Mob Psycho 100 is a fun and playful show that doesn’t take itself too seriously. The art style perfectly reflects the tone of the series. While a lot of anime shows feature are afraid to be “ugly,” Mob Psycho fully embraces it. The simplistic nature of the character design, although kind of crude by anime standards, also allow for flexibility. The animators are able to contort character’s faces for exaggerated emotions or quick gags. This is more common in western animation, like scenes in Spongebob where they cut away to a close up ugly version of character’s faces, but many anime shows choose to keep their characters attractive at every frame.

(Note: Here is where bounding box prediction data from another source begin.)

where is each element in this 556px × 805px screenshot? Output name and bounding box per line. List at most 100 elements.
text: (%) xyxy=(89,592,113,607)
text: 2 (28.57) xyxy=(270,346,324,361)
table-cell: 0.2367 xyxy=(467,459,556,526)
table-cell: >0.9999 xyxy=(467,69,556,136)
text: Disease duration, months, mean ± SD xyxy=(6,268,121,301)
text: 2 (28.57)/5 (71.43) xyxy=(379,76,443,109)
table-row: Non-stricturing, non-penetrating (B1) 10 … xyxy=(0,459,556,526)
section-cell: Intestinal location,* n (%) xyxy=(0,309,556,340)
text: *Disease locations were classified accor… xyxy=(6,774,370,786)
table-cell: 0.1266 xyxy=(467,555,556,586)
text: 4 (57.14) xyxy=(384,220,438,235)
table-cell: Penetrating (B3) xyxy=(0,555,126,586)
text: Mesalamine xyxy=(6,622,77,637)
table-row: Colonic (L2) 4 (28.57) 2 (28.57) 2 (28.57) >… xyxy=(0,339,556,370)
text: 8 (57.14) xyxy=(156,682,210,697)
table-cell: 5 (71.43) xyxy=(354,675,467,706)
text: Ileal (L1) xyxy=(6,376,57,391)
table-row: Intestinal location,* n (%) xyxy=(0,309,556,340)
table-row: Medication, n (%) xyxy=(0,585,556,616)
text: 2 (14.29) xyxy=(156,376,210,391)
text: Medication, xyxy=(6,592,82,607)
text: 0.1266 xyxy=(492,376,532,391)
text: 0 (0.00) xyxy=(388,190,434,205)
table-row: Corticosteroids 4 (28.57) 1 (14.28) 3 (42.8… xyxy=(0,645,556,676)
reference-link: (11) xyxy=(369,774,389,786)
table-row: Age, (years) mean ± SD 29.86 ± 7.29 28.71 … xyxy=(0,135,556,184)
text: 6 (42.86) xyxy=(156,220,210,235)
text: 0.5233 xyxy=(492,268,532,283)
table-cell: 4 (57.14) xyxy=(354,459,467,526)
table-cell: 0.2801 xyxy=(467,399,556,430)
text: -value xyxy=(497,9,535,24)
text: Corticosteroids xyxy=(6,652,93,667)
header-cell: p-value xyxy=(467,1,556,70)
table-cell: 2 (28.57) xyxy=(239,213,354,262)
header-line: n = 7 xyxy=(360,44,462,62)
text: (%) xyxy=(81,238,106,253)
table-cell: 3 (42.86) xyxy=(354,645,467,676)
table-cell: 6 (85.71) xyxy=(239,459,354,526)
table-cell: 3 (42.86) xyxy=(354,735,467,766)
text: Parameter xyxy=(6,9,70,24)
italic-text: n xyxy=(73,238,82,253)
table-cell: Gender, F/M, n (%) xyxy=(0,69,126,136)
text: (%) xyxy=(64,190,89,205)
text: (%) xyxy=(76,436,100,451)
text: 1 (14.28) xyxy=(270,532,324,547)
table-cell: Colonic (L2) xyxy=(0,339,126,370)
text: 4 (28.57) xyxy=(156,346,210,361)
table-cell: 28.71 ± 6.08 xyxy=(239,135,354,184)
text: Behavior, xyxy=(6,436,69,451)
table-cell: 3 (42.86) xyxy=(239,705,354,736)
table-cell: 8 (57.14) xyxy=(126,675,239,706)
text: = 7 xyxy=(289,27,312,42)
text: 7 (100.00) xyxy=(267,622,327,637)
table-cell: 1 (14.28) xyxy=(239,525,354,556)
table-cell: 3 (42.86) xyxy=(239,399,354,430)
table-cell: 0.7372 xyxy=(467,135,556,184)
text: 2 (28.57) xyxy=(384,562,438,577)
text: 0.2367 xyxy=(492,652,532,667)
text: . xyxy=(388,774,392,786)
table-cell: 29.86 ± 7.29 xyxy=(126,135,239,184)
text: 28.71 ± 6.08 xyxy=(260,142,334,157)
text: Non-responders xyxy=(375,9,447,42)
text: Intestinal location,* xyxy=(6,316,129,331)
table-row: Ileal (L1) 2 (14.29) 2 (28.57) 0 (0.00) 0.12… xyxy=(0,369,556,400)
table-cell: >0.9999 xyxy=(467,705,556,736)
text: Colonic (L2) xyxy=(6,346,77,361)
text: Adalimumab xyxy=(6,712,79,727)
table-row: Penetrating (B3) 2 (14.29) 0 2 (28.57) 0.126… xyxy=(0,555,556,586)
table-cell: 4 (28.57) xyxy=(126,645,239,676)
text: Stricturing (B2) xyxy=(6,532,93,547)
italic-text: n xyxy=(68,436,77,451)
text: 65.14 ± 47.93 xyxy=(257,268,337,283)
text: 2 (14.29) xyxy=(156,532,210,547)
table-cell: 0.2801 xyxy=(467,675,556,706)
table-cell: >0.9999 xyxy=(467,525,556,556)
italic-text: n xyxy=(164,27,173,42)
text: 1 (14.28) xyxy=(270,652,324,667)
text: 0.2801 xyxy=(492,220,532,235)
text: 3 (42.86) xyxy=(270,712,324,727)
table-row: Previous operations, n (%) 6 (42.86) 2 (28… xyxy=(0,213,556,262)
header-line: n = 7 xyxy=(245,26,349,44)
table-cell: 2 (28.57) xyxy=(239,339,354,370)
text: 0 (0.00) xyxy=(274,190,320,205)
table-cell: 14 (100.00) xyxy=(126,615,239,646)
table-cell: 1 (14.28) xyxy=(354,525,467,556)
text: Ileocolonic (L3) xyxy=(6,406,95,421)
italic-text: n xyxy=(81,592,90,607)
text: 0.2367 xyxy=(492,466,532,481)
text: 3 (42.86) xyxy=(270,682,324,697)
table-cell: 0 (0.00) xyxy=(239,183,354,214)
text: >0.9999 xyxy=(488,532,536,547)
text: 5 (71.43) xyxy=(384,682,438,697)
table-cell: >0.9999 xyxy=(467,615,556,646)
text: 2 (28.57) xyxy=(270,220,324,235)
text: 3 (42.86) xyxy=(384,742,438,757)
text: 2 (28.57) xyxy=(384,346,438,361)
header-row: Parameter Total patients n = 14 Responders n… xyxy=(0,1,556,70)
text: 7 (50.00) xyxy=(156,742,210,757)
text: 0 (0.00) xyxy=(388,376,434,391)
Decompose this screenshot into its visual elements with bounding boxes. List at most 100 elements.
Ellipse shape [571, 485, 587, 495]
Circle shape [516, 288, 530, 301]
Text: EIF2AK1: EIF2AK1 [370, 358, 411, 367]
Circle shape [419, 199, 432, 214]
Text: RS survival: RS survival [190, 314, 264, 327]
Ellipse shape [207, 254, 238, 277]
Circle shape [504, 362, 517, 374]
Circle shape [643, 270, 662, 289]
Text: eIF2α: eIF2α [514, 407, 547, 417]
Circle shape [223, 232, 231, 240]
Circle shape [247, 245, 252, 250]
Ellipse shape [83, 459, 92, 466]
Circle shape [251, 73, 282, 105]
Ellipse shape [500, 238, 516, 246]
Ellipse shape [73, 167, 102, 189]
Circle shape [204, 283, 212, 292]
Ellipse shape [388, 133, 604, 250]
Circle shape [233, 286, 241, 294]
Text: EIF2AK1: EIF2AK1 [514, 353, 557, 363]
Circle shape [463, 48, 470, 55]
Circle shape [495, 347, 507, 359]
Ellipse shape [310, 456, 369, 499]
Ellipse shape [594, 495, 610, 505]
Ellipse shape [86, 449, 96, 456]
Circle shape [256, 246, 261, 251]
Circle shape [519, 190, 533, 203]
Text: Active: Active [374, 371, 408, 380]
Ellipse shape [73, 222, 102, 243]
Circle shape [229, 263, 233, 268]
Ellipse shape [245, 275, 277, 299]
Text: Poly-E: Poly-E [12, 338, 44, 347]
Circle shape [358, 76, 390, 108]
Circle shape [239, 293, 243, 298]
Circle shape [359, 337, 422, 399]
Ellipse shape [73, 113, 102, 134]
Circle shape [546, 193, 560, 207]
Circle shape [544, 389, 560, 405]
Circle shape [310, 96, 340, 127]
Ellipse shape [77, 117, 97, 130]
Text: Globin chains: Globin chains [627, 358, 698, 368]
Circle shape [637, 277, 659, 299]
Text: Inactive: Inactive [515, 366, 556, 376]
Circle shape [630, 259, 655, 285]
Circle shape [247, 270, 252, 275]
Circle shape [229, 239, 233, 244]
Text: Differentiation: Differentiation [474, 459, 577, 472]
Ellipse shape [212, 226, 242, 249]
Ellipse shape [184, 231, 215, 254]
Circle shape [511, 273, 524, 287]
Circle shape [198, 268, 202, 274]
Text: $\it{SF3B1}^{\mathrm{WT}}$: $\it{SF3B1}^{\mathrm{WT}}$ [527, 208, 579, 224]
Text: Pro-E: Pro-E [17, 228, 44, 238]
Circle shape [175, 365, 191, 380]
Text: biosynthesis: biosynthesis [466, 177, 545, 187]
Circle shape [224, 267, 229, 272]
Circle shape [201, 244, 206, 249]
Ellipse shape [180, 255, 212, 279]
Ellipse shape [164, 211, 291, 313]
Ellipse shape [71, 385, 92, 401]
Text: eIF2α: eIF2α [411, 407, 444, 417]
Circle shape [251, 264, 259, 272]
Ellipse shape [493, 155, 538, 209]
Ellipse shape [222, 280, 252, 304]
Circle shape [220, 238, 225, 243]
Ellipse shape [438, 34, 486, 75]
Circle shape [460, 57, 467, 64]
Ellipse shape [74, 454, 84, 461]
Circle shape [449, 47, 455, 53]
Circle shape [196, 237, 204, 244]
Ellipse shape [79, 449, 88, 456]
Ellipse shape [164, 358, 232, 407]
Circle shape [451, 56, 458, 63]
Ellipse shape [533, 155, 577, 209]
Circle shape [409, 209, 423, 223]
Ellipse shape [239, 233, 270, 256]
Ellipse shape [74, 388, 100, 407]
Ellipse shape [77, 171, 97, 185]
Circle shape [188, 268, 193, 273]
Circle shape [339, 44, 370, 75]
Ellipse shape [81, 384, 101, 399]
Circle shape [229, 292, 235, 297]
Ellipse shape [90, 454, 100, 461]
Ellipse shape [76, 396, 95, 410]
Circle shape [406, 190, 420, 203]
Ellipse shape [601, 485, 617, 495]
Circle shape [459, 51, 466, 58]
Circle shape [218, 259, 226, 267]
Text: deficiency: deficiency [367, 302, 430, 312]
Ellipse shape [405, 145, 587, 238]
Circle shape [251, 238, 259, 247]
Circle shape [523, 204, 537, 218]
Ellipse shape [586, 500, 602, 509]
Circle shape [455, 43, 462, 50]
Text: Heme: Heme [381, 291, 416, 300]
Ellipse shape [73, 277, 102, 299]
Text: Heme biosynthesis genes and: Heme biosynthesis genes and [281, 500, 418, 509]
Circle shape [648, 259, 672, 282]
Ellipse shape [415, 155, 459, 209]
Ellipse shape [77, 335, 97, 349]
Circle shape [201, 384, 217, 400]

Though the base characters are a bit bland, Mob Psycho 100 makes up for in its incredibly fluid and over the top animation. One of the ways the animators accomplish is through the use of special effects. Mob is a real psychic who works for Reigen, a fake psychic who runs a shady “Spiritual Consulting Office.” Many of their adventures involve encounters with spirits and other-worldly beings. To properly convey these scenes, the animators use special effects that utilize neon colors, mixing different patterns and textures. The end result is psychedelic, even overwhelming at times, which ties in perfectly with the show’s psychic themes and just makes the show so cool to watch.
Besides trippy effects, another way Mob Psycho 100 makes the spirit world stand out is through the use of mixed media. One example featured in the show is an animation technique known as Paint-on-Glass animation. The basic idea is manipulating and pushing around slow drying oil paint on a sheet of glass and capturing each frame with a camera. This technique is notorious for being extremely difficult and time consuming, so they added Tokyo University of Arts graduate to the team to pull it off. The end result is surreal and stunning, and unlike anything I’ve ever seen before.
Then, there are the action sequences. Any good shounen (popular genre of anime literally translated as “young boy”) show will be full of killer action scenes, but Mob Psycho 100 takes it to another level featuring tracking shots and dizzying camera angles that make you feel in the middle of the action. Though these fights often involve psychic powers which are obviously impossible, the way each each action seems to carry weight and affect the environment makes the fights feel incredibly real. As the stakes get higher and higher, the animators have to find a way to make each fight feel somehow more dramatic than the previous. This is accomplished through attention to details, such as by inserting frames in between that appear rough and pencil sketched.
Whether you’re looking for a new show to binge or you’re an anime connoisseur, Mob Psycho 100 is worth giving a chance, even if the art style is unorthodox.